Die von mir skizzierte Herangehensweise ist bereits in vielen deutschen Auslands- und Inlandschulen und ganzen Schulsystemen (z.B. in Kanada) bekannt und gängige Praxis. Allerdings haben sich noch nicht alle Schulen auf den Weg gemacht und es gibt noch viele Hindernisse auf dem Weg zu einem agilen und lernenden Schulsystem, in denen Daten erhoben und Schule weiterentwickelt wird. Einige dieser Hindernisse sind: datenschutzrechtliche Erwägungen, die Überforderung mit dem pädagogischen Kerngeschäft, Angst für schlechte Ergebnisse verantwortlich gemacht zu werden, Schulaufsichten die sich nicht als Entwicklungspartner sehen und das Festklammern am Status Quo. Datenbasierte Schulentwicklung erfordert ein Umdenken von allen Beteiligten: Daten können als Schatz zur Weiterentwicklung und zur Lösung von Problemen genutzt werden. Für die beschriebene Praxis ist die Einführung von Evaluationskoordinatoren und Prozessbegleitern und festen Evaluationszyklen wie im Auslandsschulwesen sehr hilfreich. Die Stelle der Prozessbegleiter, die maßgeblich zu der erfolgreichen horizontalen Kooperation und Schulentwicklung im deutschen Auslandswesen geführt hat, wurde bedauerlicherweise erst kürzlich im deutschen Auslandsschulwesen abgeschafft.
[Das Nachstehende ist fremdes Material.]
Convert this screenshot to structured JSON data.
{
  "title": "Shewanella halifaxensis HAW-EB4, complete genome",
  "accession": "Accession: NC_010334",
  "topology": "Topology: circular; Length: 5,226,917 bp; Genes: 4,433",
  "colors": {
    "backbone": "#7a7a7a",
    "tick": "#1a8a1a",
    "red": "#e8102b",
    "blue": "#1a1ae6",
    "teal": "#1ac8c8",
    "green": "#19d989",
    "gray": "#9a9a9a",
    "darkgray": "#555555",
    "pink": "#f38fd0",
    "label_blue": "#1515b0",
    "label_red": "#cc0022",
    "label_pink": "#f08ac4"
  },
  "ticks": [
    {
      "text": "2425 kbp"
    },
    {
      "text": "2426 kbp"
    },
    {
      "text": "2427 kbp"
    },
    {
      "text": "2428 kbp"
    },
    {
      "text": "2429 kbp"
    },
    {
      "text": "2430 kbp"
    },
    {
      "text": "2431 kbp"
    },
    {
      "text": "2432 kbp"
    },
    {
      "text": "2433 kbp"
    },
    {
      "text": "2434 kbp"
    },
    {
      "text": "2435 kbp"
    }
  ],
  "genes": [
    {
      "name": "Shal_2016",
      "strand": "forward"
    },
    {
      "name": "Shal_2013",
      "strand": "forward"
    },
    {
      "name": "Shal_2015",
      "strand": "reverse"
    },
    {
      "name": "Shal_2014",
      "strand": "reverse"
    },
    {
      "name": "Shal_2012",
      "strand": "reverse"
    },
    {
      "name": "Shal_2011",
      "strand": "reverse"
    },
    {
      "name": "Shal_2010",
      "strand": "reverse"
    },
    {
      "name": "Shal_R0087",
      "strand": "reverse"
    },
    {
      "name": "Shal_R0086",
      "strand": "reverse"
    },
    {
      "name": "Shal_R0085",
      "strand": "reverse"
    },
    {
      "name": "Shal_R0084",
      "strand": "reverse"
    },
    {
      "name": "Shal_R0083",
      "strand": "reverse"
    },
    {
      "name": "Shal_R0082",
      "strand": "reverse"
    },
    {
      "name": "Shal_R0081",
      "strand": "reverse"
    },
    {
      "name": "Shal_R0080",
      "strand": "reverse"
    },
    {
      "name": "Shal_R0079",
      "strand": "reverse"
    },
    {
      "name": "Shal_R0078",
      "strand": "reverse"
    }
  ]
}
Diese Stellen sind jedoch zentral für eine gelingende datenbasierte Schulentwicklung, die schulübergreifend und nachhaltig ausgerichtet ist.

Ich bin der Auffassung, dass sich Schulen kontinuierlich kritisch mit der eigenen Qualität beschäftigen sollten, qualitative sowie quantitative Daten und der offene Umgang mit Defiziten und eine partizipative Schulentwicklung sind hierfür unerlässlich.